# Fantasy/Classic Soap and Drama > Banners and Fan-Art > General Soap/Drama Pictures >  Jessie & Shane

## Treacle



----------


## true.moon

he looks so different without his wacky shirts

----------


## di marco

> he looks so different without his wacky shirts


yeh he does look different in that pic

----------


## true.moon

jesse looks happy
i think she looks nicer without all the make up

----------


## Treacle

Jessie looks fab.

----------


## true.moon

yea her dress is nice too

----------


## .:Kitz:.

awww, they look so different! And so happy!

----------


## true.moon

yeah wish they were like that in the show

----------


## Treacle

I love Jessie's dress.

----------


## true.moon

gorge isnt it she really suits it aswell

----------


## di marco

> jesse looks happy
> i think she looks nicer without all the make up


i agree, she looks a lot better when she dont look orange!

----------


## true.moon

yea she looks so fake with it

----------


## di marco

> yea she looks so fake with it


i know thats what the character of kats meant to be like but it doesnt do jessie any favours

----------


## true.moon

yeah i bet her skin musnt be very nice

----------


## di marco

> yeah i bet her skin musnt be very nice


id hate to have to slap that amount of makeup on my face everyday!

----------


## Treacle

Jessie loves changing into the character of Kat, she says it's a great part to play.

I think she's been less orange this time round.

----------


## di marco

> Jessie loves changing into the character of Kat, she says it's a great part to play.
> 
> I think she's been less orange this time round.

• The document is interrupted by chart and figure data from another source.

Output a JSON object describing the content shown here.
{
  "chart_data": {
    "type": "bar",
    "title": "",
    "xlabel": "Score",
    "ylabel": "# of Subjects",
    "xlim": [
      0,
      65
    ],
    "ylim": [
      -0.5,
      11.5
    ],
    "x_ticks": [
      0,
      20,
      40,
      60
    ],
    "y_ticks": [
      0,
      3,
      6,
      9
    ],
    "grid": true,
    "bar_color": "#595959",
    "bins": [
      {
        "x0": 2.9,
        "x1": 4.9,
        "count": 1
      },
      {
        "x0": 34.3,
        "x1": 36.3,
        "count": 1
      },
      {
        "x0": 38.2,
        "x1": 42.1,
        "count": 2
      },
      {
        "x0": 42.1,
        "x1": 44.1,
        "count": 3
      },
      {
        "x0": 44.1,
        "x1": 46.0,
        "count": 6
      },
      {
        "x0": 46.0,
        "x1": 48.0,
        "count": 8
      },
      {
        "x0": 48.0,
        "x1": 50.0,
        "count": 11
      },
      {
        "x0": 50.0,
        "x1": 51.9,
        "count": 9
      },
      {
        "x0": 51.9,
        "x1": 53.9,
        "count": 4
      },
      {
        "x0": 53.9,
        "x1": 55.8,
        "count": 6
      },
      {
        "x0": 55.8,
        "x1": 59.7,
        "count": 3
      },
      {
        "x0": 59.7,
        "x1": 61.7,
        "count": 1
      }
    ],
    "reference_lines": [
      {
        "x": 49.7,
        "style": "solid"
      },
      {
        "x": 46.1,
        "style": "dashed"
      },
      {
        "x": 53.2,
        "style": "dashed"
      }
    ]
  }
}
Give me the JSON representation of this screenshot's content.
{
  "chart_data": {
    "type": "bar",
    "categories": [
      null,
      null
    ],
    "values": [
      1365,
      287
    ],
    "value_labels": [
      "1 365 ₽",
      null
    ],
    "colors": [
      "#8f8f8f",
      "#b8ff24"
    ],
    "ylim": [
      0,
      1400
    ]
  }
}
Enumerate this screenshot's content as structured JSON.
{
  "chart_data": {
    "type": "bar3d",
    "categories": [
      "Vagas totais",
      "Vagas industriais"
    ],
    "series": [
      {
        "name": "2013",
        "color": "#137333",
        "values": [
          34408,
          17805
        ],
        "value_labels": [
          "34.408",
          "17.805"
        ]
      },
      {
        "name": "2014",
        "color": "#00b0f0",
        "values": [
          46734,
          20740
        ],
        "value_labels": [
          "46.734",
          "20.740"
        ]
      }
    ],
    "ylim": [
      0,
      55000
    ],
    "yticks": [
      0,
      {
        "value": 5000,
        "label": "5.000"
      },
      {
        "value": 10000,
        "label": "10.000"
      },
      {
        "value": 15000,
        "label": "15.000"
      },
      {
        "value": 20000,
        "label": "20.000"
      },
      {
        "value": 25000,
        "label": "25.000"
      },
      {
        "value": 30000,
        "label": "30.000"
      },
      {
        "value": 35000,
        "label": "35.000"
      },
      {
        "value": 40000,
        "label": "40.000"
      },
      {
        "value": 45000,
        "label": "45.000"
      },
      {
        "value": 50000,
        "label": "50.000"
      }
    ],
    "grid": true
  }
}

id agree that it seems a well good part to play, just wouldnt like the makeup side. although i agree that kat hasnt been as orange or been wearing as much makeup this time round

----------


## true.moon

yep she has been less orange lol

----------


## Treacle

She looks positively pale in some episodes  :EEK!:

----------


## squarelady

Practising for the 8th July episode! They are attempting to learn Salsa! We'll see how good they are next week - gorgeous photo!

----------


## Treacle

> Practising for the 8th July episode! They are attempting to learn Salsa! We'll see how good they are next week - gorgeous photo!


It's nice to see them having a laugh together.

----------


## squarelady

> It's nice to see them having a laugh together.


Yer, it's nice to see her happy!

----------


## Treacle

Shame they can't be more like that on-screen.

----------


## squarelady

> Shame they can't be more like that on-screen.


Yer, but then Alfie's changed so much I'm not too sure I'd like to see them re united.

----------


## Jade

I sort of do, may make Alfie pull his socks up.  I think it would be nice for us to see Kat with out a bloke or even one on the scene.  Maybe we can see what she's really like now.

Mo and Alfie - just no no no, although at the mo they are just as wet as eachother.  Would like to have seen a strong side to Mo as we know it exists and Katy Ainsworth is such a good actress.

----------


## Treacle

The Mofie storyline is unsavable.

----------


## Jessie Wallace

I love the picture, this is how i wish they would go back to in Eastenders, it would make my day.

----------


## kirsty_g

nice picture

----------


## .:SpIcYsPy:.

But I guess if they were like that, their characters would be totally different. But yes they do look happy and cool together  :Smile:

----------


## [email protected]

Kat and alfie forever there meant to be lol

*EDIT: REDUCE TEXT TALK*

----------


## Kim

Agreed.

----------


## ~*~Leanne~*~

this pic is really nice

----------